I was saddened last week to learn of the passing of Dr. Helene Van Doninck, a veterinarian who ran the Cobequid Wildlife Rehabilitation Center near Truro. I knew Helene for many years and I also had the opportunity, a few years ago, to attend a presentation she gave at the Pictou library on the impact of lead on wildlife. Dr. Van Doninck became concerned when she began to see eagles and loons arriving at her clinic suffering from lead poisoning. In her presentation she presented research which showed that lead from hunting and fishing activities could have a negative impact on wildlife as well as humans. The eagles and loons she treated at the Centre were picking up lead when feeding on animals contaminated with lead bullets or on fishing gear. Her presentation on lead bullets was an eye opener for me and I promised her I would dedicate a column to it during hunting season that fall.
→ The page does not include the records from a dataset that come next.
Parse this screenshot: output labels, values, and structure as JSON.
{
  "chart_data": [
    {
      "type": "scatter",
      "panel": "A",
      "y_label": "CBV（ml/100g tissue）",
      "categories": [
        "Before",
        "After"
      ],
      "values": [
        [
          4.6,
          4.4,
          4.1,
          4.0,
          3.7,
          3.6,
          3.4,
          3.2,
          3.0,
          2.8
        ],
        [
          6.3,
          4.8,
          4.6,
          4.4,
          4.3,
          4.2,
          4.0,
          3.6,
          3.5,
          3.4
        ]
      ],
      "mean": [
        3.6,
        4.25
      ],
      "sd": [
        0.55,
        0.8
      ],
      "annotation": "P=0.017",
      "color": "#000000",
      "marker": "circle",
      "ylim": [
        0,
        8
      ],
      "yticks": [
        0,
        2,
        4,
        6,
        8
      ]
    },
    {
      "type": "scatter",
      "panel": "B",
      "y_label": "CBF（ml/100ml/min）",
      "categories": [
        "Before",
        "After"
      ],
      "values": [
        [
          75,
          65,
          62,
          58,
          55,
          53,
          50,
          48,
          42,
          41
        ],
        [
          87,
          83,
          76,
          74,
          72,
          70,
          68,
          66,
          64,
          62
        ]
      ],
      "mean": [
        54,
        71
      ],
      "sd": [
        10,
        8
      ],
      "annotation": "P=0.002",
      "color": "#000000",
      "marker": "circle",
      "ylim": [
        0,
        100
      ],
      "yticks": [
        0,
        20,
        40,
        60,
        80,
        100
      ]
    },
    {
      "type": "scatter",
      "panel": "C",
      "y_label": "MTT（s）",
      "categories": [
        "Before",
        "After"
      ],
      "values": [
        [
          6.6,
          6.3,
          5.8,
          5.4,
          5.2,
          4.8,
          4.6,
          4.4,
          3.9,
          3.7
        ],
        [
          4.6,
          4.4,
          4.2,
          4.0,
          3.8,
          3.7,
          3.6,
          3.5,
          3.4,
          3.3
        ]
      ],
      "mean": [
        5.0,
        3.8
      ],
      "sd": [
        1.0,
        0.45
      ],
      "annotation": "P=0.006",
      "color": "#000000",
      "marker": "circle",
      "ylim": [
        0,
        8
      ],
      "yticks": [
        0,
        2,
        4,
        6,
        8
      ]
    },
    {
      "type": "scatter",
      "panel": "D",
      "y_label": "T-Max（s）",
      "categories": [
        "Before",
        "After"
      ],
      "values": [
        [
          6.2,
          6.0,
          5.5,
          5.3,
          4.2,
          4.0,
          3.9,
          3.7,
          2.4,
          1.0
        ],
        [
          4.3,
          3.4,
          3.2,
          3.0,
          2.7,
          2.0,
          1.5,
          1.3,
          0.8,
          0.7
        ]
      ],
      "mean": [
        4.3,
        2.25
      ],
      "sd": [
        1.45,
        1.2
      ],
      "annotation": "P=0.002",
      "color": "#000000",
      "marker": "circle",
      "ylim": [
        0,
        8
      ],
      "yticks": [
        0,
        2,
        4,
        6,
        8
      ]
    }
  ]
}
Lead is a heavy metal which can very toxic effects on plants, animals and the environment. In her presentation Dr. Van Doninck outlined how game shot with lead bullets can have significant amounts of lead breakup from the bullet which spreads throughout the animal. These particles may be very small and not be detected by sight or touch. Modern, high velocity bullets may break up on impact, spreading lead particles in an area of up to eighteen inches from the point of entry. In the case of deer she suggested that the meat in this area should be removed and safely discarded. This includes making sure it is not available to wildlife such as eagles which may feed on it.
Some progress has been made on this issue and the Nova Scotia Dept. of Lands and Forestry has an excellent summary in their hunting regulations booklet regarding the issue of lead ammunition and suggests ways to avoid the problem. These include using alternate bullets, such as those made of copper, or high weight controlled expansion ammunition. Another suggestion involves using slower velocity firearms, such as a shotgun or muzzle loader as there is less chance of fragmentation occurring with these lower velocity firearms. They also suggest that care be taken with shot placement to ensure fragmentation is not a problem. One comment Dr. Van Doninck made was that hunters need to make sure they sight in their rifles when switching to copper bullets as the ballistics may be different from the lead they have been using.
While the majority of hunting ammunition uses lead bullets, progress is being made in replacing it. The use of lead shot for hunting waterfowl was banned in 1999 and since 1997 it has been illegal to have lead fishing sinkers or jigs while fishing in a National Park. For a long time it was very difficult to find alternatives to lead bullets but that has changed as more and more ammunition companies begin manufacturing alternatives. As a result today there are more and more products on the market and Dr. Van Doninck had several of these alternatives at her presentation. She described an ammunition exchange program which the Halifax Wildlife Association, an affiliate of the Nova Scotia Federation of Anglers and Hunters, had organized where hunters can swap their lead for safer options. Dr. VanDoninck was a tireless crusader for wildlife and she will be dearly missed. To honour her passion and legacy donations may be made in her memory to the Cobequid Wildlife Rehabilitation Centre (www.cwrc.net.)
Something else you can do to continue her important work is make an effort to get the lead out of your fishing tackle, as well as your ammunition if you hunt, and replace it with more environmentally friendly and healthy alternatives. The eagles, loons, and Helene, will thank you.
-Don MacLean is an outdoor writer and biologist who lives in Pictou County.